Anton Bruckner: Symphonie 9 (vervollständigt von G. Schaller); Philharmonie Festiva, Gerhard Schaller; 2 CDs Profil PH16089, Aufnahme 07/2016, Veröffentlichung 11/2016 (84‘37) – Rezension von Uwe Krusch

Mit der Aufnahme der Neunten Symphonie von Bruckner bietet Gerd Schaller mit der ‘Philharmonie Festiva’ nicht nur die Fortsetzung seiner Einspielungen des symphonischen Werks an, sondern mit seiner Komposition des von Bruckner selber nur in Skizzen überlieferten vierten Satzes eine spannende Auseinandersetzung mit diesen Entwürfen.

Die anderen Aufnahmen der Reihe haben an dieser Stelle vereinzelt nur ein ‘na ja’, meistens jedoch positive Reaktionen bis hin zu einem ‘Supersonic’ geerntet. Mit dieser Aufnahme wird die Serie um ein weiteres Exemplar der positiven Ergebnisse erweitert.

In den bekannten drei Sätzen, auch hier ein Konzertmitschnitt aus der akustisch schwierigen Abteikirche Ebrach, werden wiederum die weicheren Seiten bevorzugt. So klingen beispielsweise die Pizzicati im zweiten Satz wie Streicheleinheiten. Andere zücken hier beeindruckend den spitzen Dolch.
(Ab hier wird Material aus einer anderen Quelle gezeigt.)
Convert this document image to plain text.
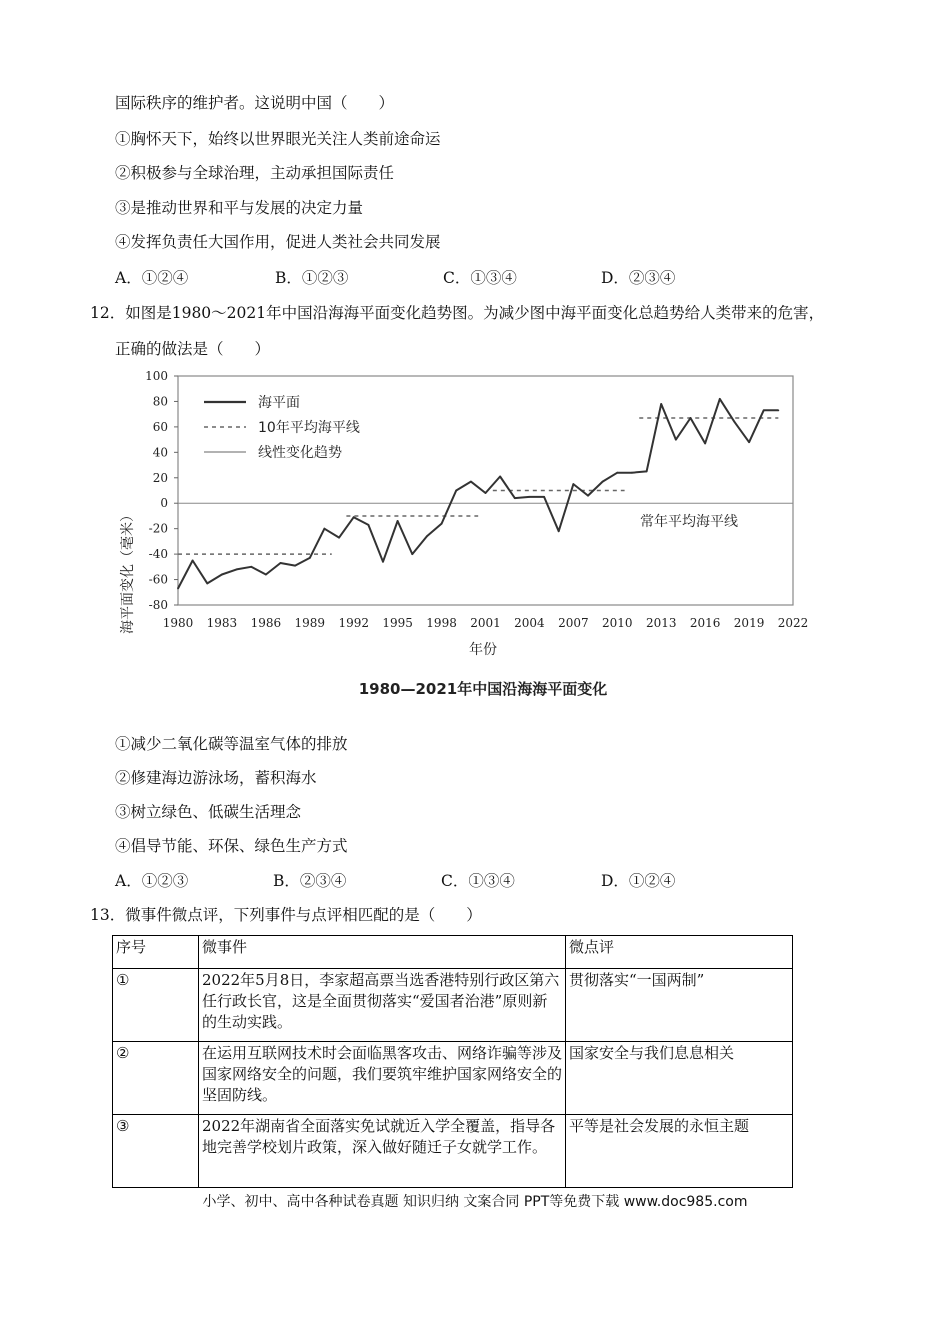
国际秩序的维护者。这说明中国（　　）
①胸怀天下，始终以世界眼光关注人类前途命运
②积极参与全球治理，主动承担国际责任
③是推动世界和平与发展的决定力量
④发挥负责任大国作用，促进人类社会共同发展
A．①②④	B．①②③	C．①③④	D．②③④
12．如图是1980～2021年中国沿海海平面变化趋势图。为减少图中海平面变化总趋势给人类带来的危害，
正确的做法是（　　）
100
80
60
40
20
0
-20
-40
-60
-80
1980 1983 1986 1989 1992 1995 1998 2001 2004 2007 2010 2013 2016 2019 2022
海平面
10年平均海平线
线性变化趋势
常年平均海平线
海平面变化（毫米）
年份
1980—2021年中国沿海海平面变化
①减少二氧化碳等温室气体的排放
②修建海边游泳场，蓄积海水
③树立绿色、低碳生活理念
④倡导节能、环保、绿色生产方式
A．①②③	B．②③④	C．①③④	D．①②④
13．微事件微点评，下列事件与点评相匹配的是（　　）
序号	微事件	微点评
①	2022年5月8日，李家超高票当选香港特别行政区第六任行政长官，这是全面贯彻落实“爱国者治港”原则新的生动实践。	贯彻落实“一国两制”
②	在运用互联网技术时会面临黑客攻击、网络诈骗等涉及国家网络安全的问题，我们要筑牢维护国家网络安全的坚固防线。	国家安全与我们息息相关
③	2022年湖南省全面落实免试就近入学全覆盖，指导各地完善学校划片政策，深入做好随迁子女就学工作。	平等是社会发展的永恒主题
小学、初中、高中各种试卷真题 知识归纳 文案合同 PPT等免费下载 www.doc985.com
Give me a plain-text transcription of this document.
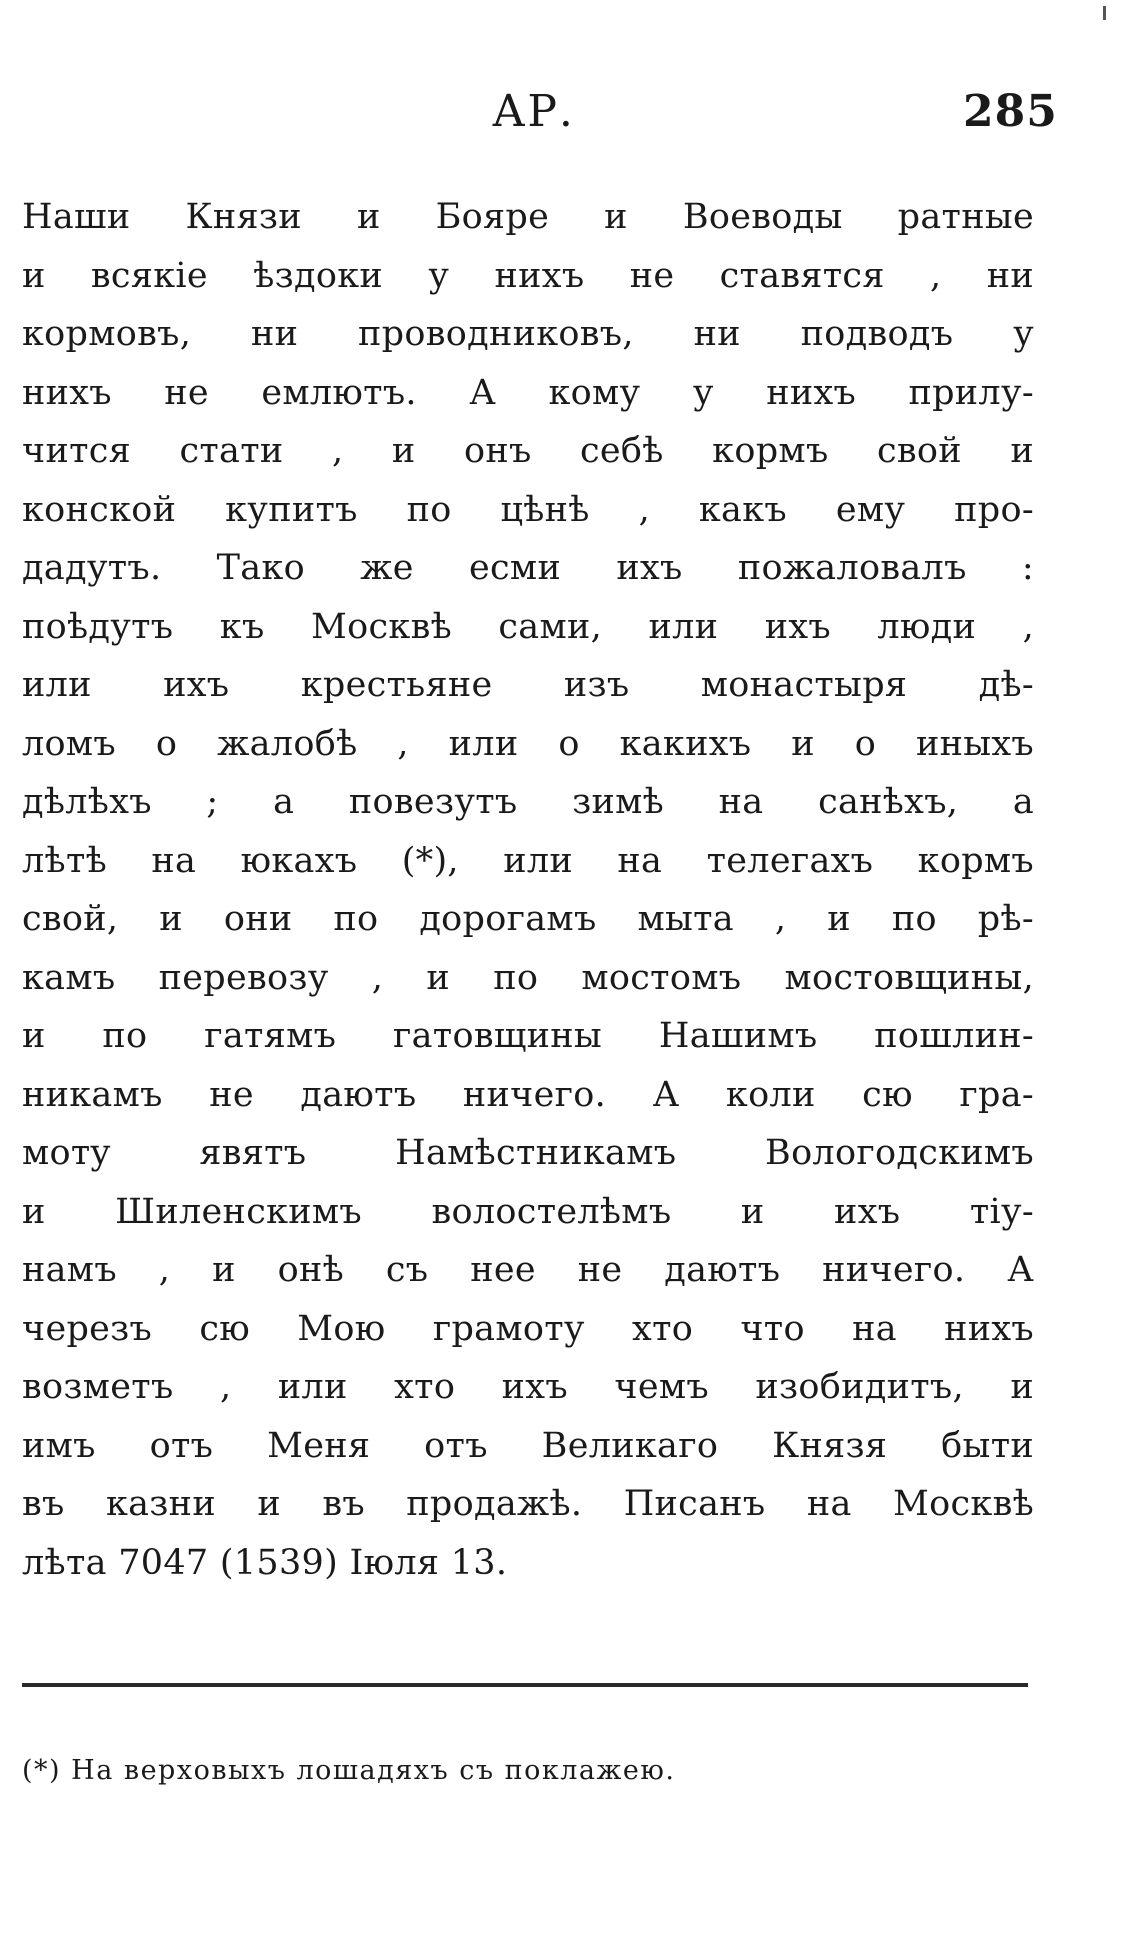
АР.	285
Наши Князи и Бояре и Воеводы ратные
и всякіе ѣздоки у нихъ не ставятся , ни
кормовъ, ни проводниковъ, ни подводъ у
нихъ не емлютъ. А кому у нихъ прилу-
чится стати , и онъ себѣ кормъ свой и
конской купитъ по цѣнѣ , какъ ему про-
дадутъ. Тако же есми ихъ пожаловалъ :
поѣдутъ къ Москвѣ сами, или ихъ люди ,
или ихъ крестьяне изъ монастыря дѣ-
ломъ о жалобѣ , или о какихъ и о иныхъ
дѣлѣхъ ; а повезутъ зимѣ на санѣхъ, а
лѣтѣ на юкахъ (*), или на телегахъ кормъ
свой, и они по дорогамъ мыта , и по рѣ-
камъ перевозу , и по мостомъ мостовщины,
и по гатямъ гатовщины Нашимъ пошлин-
никамъ не даютъ ничего. А коли сю гра-
мотy явятъ Намѣстникамъ Вологодскимъ
и Шиленскимъ волостелѣмъ и ихъ тіу-
намъ , и онѣ съ нее не даютъ ничего. А
черезъ сю Мою грамоту хто что на нихъ
возметъ , или хто ихъ чемъ изобидитъ, и
имъ отъ Меня отъ Великаго Князя быти
въ казни и въ продажѣ. Писанъ на Москвѣ
лѣта 7047 (1539) Іюля 13.
(*) На верховыхъ лошадяхъ съ поклажею.
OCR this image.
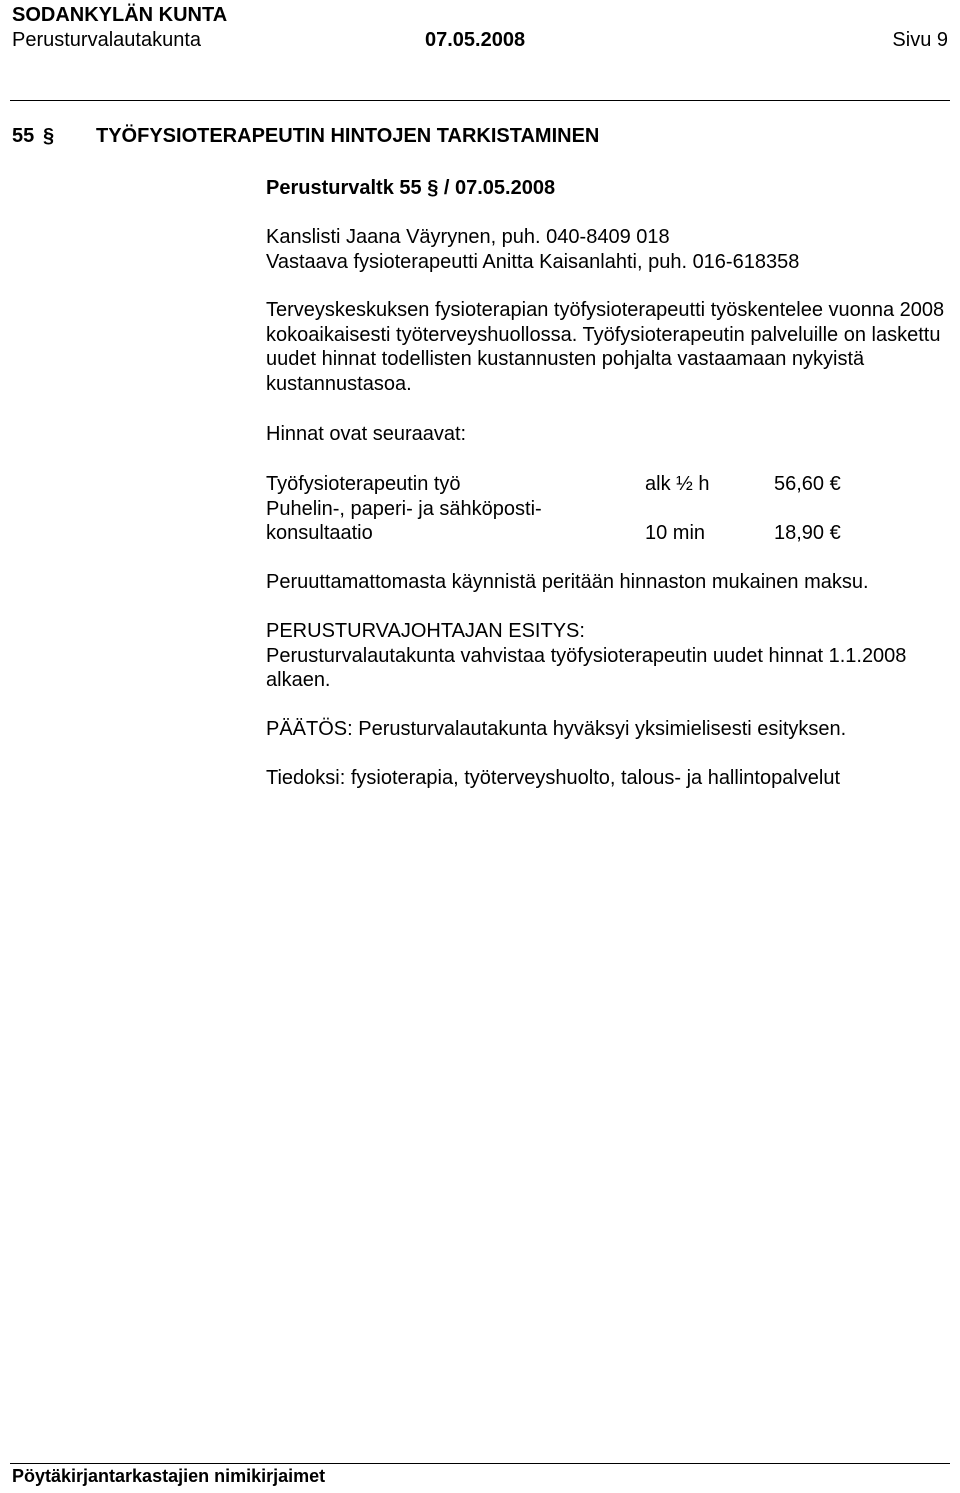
SODANKYLÄN KUNTA
Perusturvalautakunta	07.05.2008	Sivu 9
55 § TYÖFYSIOTERAPEUTIN HINTOJEN TARKISTAMINEN
Perusturvaltk 55 § / 07.05.2008
Kanslisti Jaana Väyrynen, puh. 040-8409 018
Vastaava fysioterapeutti Anitta Kaisanlahti, puh. 016-618358
Terveyskeskuksen fysioterapian työfysioterapeutti työskentelee vuonna 2008 kokoaikaisesti työterveyshuollossa. Työfysioterapeutin palveluille on laskettu uudet hinnat todellisten kustannusten pohjalta vastaamaan nykyistä kustannustasoa.
Hinnat ovat seuraavat:
Työfysioterapeutin työ	alk ½ h	56,60 €
Puhelin-, paperi- ja sähköposti-
konsultaatio	10 min	18,90 €
Peruuttamattomasta käynnistä peritään hinnaston mukainen maksu.
PERUSTURVAJOHTAJAN ESITYS:
Perusturvalautakunta vahvistaa työfysioterapeutin uudet hinnat 1.1.2008 alkaen.
PÄÄTÖS: Perusturvalautakunta hyväksyi yksimielisesti esityksen.
Tiedoksi: fysioterapia, työterveyshuolto, talous- ja hallintopalvelut
Pöytäkirjantarkastajien nimikirjaimet
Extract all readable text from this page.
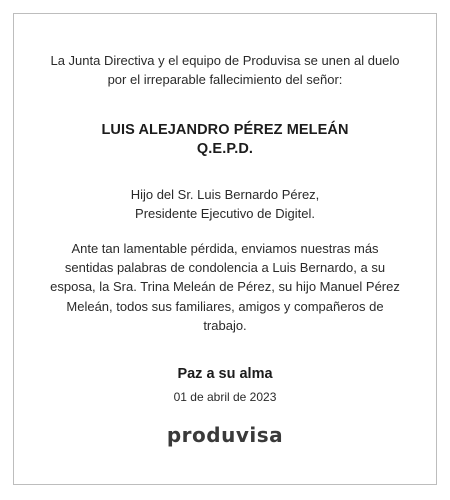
La Junta Directiva y el equipo de Produvisa se unen al duelo
por el irreparable fallecimiento del señor:
LUIS ALEJANDRO PÉREZ MELEÁN
Q.E.P.D.
Hijo del Sr. Luis Bernardo Pérez,
Presidente Ejecutivo de Digitel.
Ante tan lamentable pérdida, enviamos nuestras más
sentidas palabras de condolencia a Luis Bernardo, a su
esposa, la Sra. Trina Meleán de Pérez, su hijo Manuel Pérez
Meleán, todos sus familiares, amigos y compañeros de
trabajo.
Paz a su alma
01 de abril de 2023
produvisa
Aber vielleicht ist die weichere Lesart ja in Wirklichkeit diejenige, die dieser Gott gewidmeten Symphonie angemessener ist.

Dem ausgezeichneten Orchester scheint ganz am Ende des ersten Satzes eine kleine Schwäche der Balance zu unterlaufen, aber vielleicht ist das nur der Raumakustik des ansonsten technisch gelungenen Mitschnitts geschuldet.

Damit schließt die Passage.